US 12,260,422 B2
Generation of models for classifying user groups
Nicole Woytarowicz, Allen, TX (US); Samuel Vaughn Tucker, Minneapolis, MN (US); Inga Mgherbrishvili, Kirkland, WA (US); Rowan Michael Wing, Longmont, CO (US); and Hanhan Wang, Seattle, WA (US)
Assigned to Twilio Inc., San Francisco, CA (US)
Filed by Twilio Inc., San Francisco, CA (US)
Filed on Mar. 21, 2022, as Appl. No. 17/655,724.
Prior Publication US 2023/0298055 A1, Sep. 21, 2023
This patent is subject to a terminal disclaimer.
Int. Cl. G06Q 30/0204 (2023.01); G06N 20/00 (2019.01); G06Q 30/0202 (2023.01)
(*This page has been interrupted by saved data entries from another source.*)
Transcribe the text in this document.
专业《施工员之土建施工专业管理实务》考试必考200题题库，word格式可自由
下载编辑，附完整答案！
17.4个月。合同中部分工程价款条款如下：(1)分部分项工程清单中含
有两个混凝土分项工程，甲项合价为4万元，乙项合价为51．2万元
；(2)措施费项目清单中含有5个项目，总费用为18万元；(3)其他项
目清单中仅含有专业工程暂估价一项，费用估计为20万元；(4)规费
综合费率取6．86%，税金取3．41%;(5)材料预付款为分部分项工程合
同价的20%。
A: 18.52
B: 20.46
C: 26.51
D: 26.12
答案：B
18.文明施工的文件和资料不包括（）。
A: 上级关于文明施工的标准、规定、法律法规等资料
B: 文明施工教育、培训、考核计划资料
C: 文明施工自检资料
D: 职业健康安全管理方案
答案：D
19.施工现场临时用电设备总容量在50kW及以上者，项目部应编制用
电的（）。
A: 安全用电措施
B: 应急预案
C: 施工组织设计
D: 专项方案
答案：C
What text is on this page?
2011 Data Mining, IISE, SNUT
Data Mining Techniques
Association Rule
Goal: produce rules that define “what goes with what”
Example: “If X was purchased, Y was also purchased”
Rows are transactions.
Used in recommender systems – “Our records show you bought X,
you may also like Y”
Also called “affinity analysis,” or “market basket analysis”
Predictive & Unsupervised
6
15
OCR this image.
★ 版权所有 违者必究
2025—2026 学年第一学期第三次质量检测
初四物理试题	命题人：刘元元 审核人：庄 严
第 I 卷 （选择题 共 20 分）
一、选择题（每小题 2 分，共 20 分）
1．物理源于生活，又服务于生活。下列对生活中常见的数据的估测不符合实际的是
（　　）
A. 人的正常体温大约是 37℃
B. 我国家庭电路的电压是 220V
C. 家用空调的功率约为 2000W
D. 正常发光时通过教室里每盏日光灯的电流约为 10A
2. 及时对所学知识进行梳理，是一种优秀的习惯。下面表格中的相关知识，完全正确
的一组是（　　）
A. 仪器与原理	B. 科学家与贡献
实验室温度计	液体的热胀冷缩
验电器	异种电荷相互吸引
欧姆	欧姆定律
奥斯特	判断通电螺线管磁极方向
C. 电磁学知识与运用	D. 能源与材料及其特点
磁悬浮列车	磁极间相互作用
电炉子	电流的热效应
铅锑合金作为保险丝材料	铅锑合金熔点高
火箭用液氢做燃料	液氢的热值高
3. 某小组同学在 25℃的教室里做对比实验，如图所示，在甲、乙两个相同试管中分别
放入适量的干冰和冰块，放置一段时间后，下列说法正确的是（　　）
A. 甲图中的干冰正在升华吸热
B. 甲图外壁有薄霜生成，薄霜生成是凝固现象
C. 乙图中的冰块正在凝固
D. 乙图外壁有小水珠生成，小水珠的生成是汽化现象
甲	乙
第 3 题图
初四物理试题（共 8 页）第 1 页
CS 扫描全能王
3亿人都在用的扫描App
CPC G06Q 30/0204 (2013.01) [G06N 20/00 (2019.01); G06Q 30/0202 (2013.01)] 20 Claims
OG exemplary drawing
 
1. A computer-implemented method comprising:
generating, by one or more processors, training data that comprises values for features that include event features, user information features, audience labels, and product features, the generating of the training data including labelling each event among events within a first time window, the labelling of the events distinguishing first events associated with an audience category from second events not associated with the audience category;
training, by the one or more processors, a propensity-to-buy machine-learning (ML) model based on the generated training data that comprises the labelled events and the values for the features that include the event features, the user information features, the audience labels, and the product features;
accessing, by the one or more processors, further events, each further event comprising a data structure describing an operation performed by a single persona identified among a plurality of users;
providing, by the one or more processors, event information of the further events and information of the single persona as input to the propensity-to-buy ML model trained based on the training data that comprises the labelled events and the values for the features that include the event features, the user information features, the audience labels, and the product features;
generating, by the propensity-to-buy ML model, a score for the single persona indicating a probability that the single persona belongs to the audience category and will purchase a product within a future time window;
determining, by the one or more processors, a total value of billing events for the single persona over the future time window based on the score;
updating, by the one or more processors, the training data based on at least one of a new event feature or an obsolete event feature, the updating of the training data including labelling each event among events within a second time window, the labelling of the events distinguishing third events associated with the audience category from fourth events not associated with the audience category; and
retraining, by the one or more processors, the propensity-to-buy ML model based on the updated training data.